Water Management

On Saturday, May 27th, King Conservation District will lead a tour of Remlinger Farms (Carnation, WA) that will focus on managing water drainage.  Details and registration can be found here.

Learning about drainage may not be exactly the way you imagine spending a weekend morning in May.  Add in the likelihood that some of this tour will cover agricultural drainage, including animal-waste runoff, and you may find your weekend house chores suddenly more attractive than ever.

But the tour will cover all kinds of properties, not just farms.  Whether you own a small patch of lawn, a large woodland, or, yes, a farm, you’re bound to learn useful info if you attend.  As dull as the topic may seem, you should care about drainage—how water moves under and across your property and where it goes afterward—because it matters to your property’s and the Island’s environmental health.

Drainage is, like almost every form of water’s movement, complex.  You can hire a hydrologist to advise you how to manage it if you face a complicated drainage situation, but there are two DIY property hacks that are obvious and likely error-free.

First DIY practice:  Slow down water flow on your property.  Altered landscapes tend to speed up drainage movement because they often have soils compacted by building construction or, in some cases, livestock overgrazing.  They also may feature paving, which is impervious to water penetration.  As a result of these alterations, drainage may just sheet over the hardened surfaces, picking up momentum.  Adding to the problem are any roof gutters and downspouts, which channel rainwater into fast-running rivulets.

To slow drainage, apply mulch or compost on hardened ground surfaces or, better, break up compacted soils by tilling or forking the ground and then incorporating compost or sand.  To manage roof runoff, pipe your downspouts into dry wells (lined holes filled with gravel) or, if possible, rain gardens (more work to build but yield better results).

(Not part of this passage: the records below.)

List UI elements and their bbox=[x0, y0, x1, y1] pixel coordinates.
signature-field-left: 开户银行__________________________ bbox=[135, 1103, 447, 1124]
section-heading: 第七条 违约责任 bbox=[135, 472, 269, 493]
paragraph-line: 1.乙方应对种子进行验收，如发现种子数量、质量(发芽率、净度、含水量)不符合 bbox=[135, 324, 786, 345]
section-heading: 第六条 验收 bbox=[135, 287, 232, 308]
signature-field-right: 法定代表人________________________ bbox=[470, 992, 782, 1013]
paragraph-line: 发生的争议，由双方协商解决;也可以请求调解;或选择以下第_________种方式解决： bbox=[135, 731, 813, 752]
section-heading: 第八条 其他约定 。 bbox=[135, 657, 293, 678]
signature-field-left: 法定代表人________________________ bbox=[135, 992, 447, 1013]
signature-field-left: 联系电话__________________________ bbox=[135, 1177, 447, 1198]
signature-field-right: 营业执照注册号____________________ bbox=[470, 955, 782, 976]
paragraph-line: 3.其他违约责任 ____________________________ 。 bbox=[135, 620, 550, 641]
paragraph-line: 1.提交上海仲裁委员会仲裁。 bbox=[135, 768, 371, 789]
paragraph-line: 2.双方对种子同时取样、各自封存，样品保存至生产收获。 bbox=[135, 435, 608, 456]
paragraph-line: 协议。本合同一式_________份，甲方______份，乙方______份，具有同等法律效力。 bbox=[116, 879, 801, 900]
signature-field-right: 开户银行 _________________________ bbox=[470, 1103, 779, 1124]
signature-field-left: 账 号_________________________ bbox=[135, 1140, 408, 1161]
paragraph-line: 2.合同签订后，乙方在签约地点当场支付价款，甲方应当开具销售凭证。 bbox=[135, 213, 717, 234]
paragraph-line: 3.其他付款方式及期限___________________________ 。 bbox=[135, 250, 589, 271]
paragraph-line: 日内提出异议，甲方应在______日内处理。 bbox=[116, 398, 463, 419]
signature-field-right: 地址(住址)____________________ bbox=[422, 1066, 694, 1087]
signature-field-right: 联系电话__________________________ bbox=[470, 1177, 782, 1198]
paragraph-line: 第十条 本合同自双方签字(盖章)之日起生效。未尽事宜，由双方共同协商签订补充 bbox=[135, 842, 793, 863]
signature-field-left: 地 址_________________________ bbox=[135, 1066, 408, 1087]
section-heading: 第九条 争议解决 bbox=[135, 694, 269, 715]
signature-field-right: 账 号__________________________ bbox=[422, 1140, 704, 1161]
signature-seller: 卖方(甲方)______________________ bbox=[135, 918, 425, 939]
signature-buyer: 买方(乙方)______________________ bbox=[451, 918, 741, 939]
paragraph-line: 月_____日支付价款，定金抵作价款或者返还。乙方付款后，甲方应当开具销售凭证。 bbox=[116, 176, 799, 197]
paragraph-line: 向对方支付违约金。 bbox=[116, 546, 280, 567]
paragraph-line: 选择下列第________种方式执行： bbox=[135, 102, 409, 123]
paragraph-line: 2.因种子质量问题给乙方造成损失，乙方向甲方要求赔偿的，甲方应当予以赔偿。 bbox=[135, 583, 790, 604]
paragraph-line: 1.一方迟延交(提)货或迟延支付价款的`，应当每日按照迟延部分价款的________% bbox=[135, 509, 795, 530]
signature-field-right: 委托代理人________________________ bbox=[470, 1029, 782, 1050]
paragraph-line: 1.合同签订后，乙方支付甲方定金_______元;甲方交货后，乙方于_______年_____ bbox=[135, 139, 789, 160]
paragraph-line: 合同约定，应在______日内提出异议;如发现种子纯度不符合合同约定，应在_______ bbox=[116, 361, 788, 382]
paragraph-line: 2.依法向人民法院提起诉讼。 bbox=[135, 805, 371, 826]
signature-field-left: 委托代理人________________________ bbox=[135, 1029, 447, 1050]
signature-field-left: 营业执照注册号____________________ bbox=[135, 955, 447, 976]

Second DIY practice:  Keep drainage away from where it shouldn’t go.  The most important out-of-bounds for drainage is streams unless the drainage in its current state contributed to the stream before the landscape was altered.  If you don’t keep unmanaged drainage out of streams, you may be contributing to sedimentation, the deposit in a stream of soils carried by fast-moving drainage.  Sedimentary deposits choke riparian (waterway) systems and can cause unnatural flooding by slowing a stream’s rate of flow.  Salmon can’t spawn on heavily sedimented streambeds.

To manage healthy contributions of tributary water to streams, begin with the first practice above (slowing down drainage) and then consider, if you own the creek property, installing or improving native shoreline plantings, which filter out soil particles before they can reach the water and cause sedimentation.  (These plantings should be undertaken only with the advice of riparian professionals and any required permissions.)

Tom Amorose

Tom is a board member and forest stewardship aficionado. He serves on the Land Trust’s Stewardship, Farm, Conservation, and Executive Committees.